The palace museum was closed to the public that afternoon, the long galleries dim and echoing beneath soft lights. Old portraits watched from gilt frames. Artifacts sat behind glass in mute, glittering rows. The whole place smelled faintly of varnish and old paper and polished stone. Est usually liked the museum. It was one of the few places inside the palace that felt removed from performance. History was heavy there, yes, but it was honest about its weight.
That day even history felt like surveillance.
He was halfway through listening to a curator explain the restoration status of some eighteenth-century map when voices rose at the far end of the corridor.
Not loud. Not exactly. But sharp enough to cut through royal restraint.
Est looked up.
The curator trailed off immediately.
There were security officers near the entrance to the gallery, shoulders set in the rigid posture of men trying to remain respectful while actively blocking someone determined not to be blocked.
That someone was William.
For one absurd second, Est thought his own mind had conjured him.

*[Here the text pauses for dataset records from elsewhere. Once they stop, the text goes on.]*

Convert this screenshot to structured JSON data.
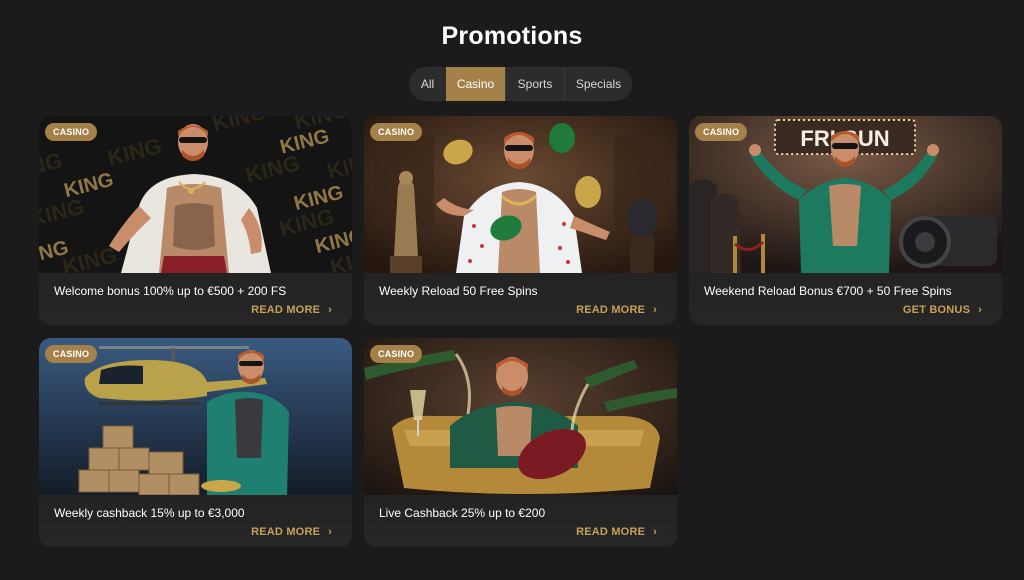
{
  "page": {
    "title": "Promotions"
  },
  "tabs": [
    {
      "label": "All",
      "active": false
    },
    {
      "label": "Casino",
      "active": true
    },
    {
      "label": "Sports",
      "active": false
    },
    {
      "label": "Specials",
      "active": false
    }
  ],
  "cards": [
    {
      "badge": "CASINO",
      "title": "Welcome bonus 100% up to €500 + 200 FS",
      "cta": "READ MORE"
    },
    {
      "badge": "CASINO",
      "title": "Weekly Reload 50 Free Spins",
      "cta": "READ MORE"
    },
    {
      "badge": "CASINO",
      "title": "Weekend Reload Bonus €700 + 50 Free Spins",
      "cta": "GET BONUS"
    },
    {
      "badge": "CASINO",
      "title": "Weekly cashback 15% up to €3,000",
      "cta": "READ MORE"
    },
    {
      "badge": "CASINO",
      "title": "Live Cashback 25% up to €200",
      "cta": "READ MORE"
    }
  ],
  "art": {
    "background_word": "KING",
    "sign_text": "FRI-SUN"
  },
  "colors": {
    "accent": "#a5814a",
    "cta": "#c8a05a",
    "background": "#1b1b1b",
    "card": "#262626"
  },
  "icons": {
    "cta_chevron": "chevron-right-icon"
  }
}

Then William shoved wet hair back from his face, rainwater dripping from the sleeves of his coat onto the stone floor, and Est knew this was no hallucination. Hallucinations would have been kinder. Hallucinations would not have looked so tired.
His stomach dropped so violently he had to grip the edge of the display table beside him.
William was soaked through. Not damp. Not inconvenienced. Soaked in that unmistakable way that meant he had been standing out in the rain long enough to stop caring about umbrellas or appearances or good sense. His shirt clung to him. Water tracked down his jaw. His breathing was uneven, not from exertion alone but from temper held too tightly.
"Sir, you cannot just force your way into a restricted wing—" one guard was saying.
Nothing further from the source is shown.